Diese Reduktion der Ausländer war von der Führung vorgegeben und von vielen "Volksgenossen" verinnerlicht worden. Dementsprechend bestand die Erwartungshaltung an die "Fremdarbeiter", dass sie sich als "rassisch Minderwertige" oder als Angehörige einer von Deutschland besiegten Nation möglichst unauffällig und gefügig zu verhalten hätten. Wo dies nicht geschah, äußerte sich die "Empörung des gesunden Volksempfindens".

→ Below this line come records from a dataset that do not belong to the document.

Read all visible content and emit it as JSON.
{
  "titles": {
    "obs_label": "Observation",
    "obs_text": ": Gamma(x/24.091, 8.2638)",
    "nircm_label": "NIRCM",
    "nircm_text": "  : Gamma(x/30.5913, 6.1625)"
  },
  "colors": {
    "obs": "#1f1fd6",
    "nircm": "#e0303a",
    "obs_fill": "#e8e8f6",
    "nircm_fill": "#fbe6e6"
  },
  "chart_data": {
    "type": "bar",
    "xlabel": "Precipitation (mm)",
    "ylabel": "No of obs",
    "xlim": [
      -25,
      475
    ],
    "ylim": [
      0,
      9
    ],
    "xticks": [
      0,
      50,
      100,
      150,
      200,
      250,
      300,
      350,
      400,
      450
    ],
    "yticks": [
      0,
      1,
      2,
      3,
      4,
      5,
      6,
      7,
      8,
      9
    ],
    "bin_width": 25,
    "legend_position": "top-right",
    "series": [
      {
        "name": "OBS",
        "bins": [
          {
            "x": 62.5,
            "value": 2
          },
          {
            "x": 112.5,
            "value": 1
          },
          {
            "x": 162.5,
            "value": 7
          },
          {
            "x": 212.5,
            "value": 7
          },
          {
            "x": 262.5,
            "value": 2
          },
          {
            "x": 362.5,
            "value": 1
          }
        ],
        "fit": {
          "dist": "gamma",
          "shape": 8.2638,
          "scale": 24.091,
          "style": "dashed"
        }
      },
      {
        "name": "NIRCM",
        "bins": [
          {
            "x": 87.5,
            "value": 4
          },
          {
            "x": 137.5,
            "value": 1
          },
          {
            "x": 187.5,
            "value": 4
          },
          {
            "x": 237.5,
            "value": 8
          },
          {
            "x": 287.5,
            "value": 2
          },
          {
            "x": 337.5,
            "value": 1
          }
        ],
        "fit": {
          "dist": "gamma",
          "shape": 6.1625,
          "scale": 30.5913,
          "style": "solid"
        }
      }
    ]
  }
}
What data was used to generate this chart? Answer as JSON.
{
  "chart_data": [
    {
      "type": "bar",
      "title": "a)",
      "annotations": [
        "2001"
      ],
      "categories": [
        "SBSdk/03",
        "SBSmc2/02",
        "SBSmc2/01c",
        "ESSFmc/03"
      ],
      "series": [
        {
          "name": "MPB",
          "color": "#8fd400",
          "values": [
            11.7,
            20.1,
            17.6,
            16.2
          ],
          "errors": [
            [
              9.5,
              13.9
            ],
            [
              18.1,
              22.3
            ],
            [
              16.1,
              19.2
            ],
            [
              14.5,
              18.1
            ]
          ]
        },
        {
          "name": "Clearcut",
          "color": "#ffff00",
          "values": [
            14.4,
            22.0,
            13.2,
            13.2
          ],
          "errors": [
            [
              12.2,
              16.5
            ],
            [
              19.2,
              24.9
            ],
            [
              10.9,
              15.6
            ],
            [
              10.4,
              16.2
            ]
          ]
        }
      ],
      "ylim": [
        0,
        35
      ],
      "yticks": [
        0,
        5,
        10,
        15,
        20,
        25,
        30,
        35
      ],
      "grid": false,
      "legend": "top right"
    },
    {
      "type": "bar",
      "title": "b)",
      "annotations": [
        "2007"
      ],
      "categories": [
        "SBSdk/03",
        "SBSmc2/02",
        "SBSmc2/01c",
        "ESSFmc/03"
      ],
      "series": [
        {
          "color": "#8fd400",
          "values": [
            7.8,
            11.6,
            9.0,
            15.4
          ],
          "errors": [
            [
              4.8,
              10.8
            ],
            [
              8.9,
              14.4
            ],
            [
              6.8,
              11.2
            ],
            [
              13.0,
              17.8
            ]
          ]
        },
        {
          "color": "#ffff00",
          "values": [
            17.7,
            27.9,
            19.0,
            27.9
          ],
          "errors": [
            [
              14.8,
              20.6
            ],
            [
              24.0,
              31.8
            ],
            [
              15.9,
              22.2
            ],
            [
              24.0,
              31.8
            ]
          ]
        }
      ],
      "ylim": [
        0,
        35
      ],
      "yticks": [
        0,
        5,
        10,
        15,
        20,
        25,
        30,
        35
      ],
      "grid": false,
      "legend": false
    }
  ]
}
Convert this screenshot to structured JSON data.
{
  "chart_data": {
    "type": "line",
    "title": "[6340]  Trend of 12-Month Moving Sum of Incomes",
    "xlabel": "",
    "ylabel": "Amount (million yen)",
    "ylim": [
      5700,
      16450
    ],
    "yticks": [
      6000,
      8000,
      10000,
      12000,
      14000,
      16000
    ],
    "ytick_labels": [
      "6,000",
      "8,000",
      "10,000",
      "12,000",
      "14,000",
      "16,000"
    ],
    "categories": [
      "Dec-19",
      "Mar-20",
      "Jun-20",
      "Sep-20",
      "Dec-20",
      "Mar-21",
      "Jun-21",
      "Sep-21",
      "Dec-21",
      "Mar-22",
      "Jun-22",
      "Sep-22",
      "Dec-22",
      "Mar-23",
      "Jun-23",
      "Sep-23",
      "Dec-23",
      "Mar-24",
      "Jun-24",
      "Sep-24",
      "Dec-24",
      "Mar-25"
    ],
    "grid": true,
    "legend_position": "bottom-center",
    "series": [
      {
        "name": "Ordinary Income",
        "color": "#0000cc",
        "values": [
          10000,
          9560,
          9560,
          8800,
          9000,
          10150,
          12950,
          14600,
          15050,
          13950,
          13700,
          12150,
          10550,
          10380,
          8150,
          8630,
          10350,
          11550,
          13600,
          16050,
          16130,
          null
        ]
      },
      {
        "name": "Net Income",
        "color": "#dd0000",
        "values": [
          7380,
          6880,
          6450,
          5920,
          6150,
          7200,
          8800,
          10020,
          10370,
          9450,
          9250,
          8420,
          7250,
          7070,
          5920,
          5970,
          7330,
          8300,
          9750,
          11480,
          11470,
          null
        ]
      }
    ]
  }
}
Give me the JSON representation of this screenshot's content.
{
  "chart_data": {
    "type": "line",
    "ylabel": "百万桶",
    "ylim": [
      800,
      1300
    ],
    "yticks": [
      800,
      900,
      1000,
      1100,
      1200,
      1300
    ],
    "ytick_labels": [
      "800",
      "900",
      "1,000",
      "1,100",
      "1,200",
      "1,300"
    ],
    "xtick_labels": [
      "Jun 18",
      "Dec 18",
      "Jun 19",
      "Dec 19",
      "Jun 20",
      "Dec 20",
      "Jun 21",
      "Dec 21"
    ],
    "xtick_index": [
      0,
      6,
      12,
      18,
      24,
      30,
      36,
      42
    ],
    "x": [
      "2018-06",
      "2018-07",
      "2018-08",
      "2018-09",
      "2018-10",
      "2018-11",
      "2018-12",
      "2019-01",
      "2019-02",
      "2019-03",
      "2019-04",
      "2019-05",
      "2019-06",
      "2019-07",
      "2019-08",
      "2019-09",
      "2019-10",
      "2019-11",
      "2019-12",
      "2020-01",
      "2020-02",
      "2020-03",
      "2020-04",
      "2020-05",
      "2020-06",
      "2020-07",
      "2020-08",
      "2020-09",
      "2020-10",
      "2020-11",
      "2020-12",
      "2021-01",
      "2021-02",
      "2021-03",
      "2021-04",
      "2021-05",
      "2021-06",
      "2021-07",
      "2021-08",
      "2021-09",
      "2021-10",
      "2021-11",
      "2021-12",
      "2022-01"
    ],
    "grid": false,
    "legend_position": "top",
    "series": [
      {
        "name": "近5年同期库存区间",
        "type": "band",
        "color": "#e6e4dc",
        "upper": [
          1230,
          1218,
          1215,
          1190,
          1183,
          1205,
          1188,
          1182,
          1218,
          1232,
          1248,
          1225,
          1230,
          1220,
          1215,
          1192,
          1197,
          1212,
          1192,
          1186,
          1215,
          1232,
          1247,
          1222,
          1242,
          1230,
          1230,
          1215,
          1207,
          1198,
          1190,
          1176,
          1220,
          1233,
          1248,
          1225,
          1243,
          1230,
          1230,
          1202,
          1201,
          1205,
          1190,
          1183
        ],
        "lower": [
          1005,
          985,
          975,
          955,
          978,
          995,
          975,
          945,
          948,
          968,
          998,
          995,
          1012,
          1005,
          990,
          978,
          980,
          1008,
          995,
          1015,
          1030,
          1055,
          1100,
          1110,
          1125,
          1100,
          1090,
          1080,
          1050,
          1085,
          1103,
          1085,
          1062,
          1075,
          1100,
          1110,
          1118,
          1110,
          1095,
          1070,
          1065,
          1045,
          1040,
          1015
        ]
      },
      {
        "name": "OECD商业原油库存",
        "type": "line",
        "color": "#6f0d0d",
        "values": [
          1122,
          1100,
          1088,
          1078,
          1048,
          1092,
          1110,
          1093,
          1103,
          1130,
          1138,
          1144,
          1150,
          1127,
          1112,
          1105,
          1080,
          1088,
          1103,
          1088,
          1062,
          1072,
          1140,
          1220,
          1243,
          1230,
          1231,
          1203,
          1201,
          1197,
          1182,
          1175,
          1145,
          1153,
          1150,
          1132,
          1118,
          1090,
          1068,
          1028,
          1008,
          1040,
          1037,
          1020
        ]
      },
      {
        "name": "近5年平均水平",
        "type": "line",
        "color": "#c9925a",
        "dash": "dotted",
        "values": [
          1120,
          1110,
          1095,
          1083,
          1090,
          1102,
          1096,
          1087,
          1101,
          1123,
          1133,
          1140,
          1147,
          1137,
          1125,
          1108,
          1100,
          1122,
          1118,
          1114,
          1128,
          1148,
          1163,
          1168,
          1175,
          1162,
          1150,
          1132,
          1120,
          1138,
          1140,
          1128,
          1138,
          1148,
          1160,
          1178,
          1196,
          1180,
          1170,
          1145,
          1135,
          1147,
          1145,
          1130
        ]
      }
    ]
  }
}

Die Betrachtung der schleswig-holsteinischen Landbevölkerung in ihrem Umgang mit den "Fremdarbeitern" zeigt ein sehr differenziertes Bild: Bestimmend war offenbar die pragmatische und an Traditionen orientierte Haltung der Bauern zu den bei ihnen eingesetzten Fremdarbeitern und Kriegsgefangenen.

Dies geht zum Beispiel daraus hervor, dass das Verbot der Tischgemeinschaft mit den ausländischen Arbeitskräften selten aus eigenem Antrieb durchgesetzt , dagegen offenbar reihenweise übertreten wurde. Gleiches kann - wenn auch in umgekehrter Wirkung - für die körperliche Züchtigung von Ausländern durch Bauern festgestellt werden, die ausdrücklich verboten war. Jedoch hatte ein Verstoß dagegen für den Deutschen weitaus geringere Konsequenzen als bei einem Verdacht für zu engen Umgang mit den "Fremdarbeitern" oder Kriegsgefangenen.

Der alltägliche Umgang der bäuerlichen Familien mit "ihren Fremdarbeitern" war zum großen Teil abhängig von der charakterlichen Grundhaltung und den persönlichen Erfahrungen der Arbeitgeber. Die aus Schleswig-Holstein überlieferten Fälle bieten die gesamte Bandbreite des möglichen Verhaltens. Grundsätzlich lässt sich dabei sagen, dass in der Regel eher der pragmatische Ansatz, die Erzielung von möglichst effizienter Arbeitsleistung, die Orientierung lieferte als rassenideologische Dogmatik.

Im Konfliktfall jedoch konnte auch auf den Unterdrückungsapparat, der auf dieser rassenideologischen Basis aufgebaut war, zurückgegriffen werden. Und das geschah: Bei drohendem Autoritätsverlust wurden vor allem Polen und "Ostarbeiter" absolut unverhältnismäßig sowie mitleidslos verfolgt und bestraft. Dies stieß oft auf den ungeteilten Beifall, zumindest aber nicht auf nennenswerten Widerstand in der Landbevölkerung.

Diese Tatsache deutet auch auf eine innere Distanz den "Fremden" gegenüber hin, die aus vielen untersuchten Aussagen spricht. Teilweise entwickelte sich sogar eine regelrechte Fremdenangst vor den Ausländern, die von der Propaganda nicht unwesentlich mit beeinflusst worden war, gleichwohl auf Grund der tatsächlichen Herrschaftsverhältnisse kaum einen realistischen Anspruch behaupten konnte.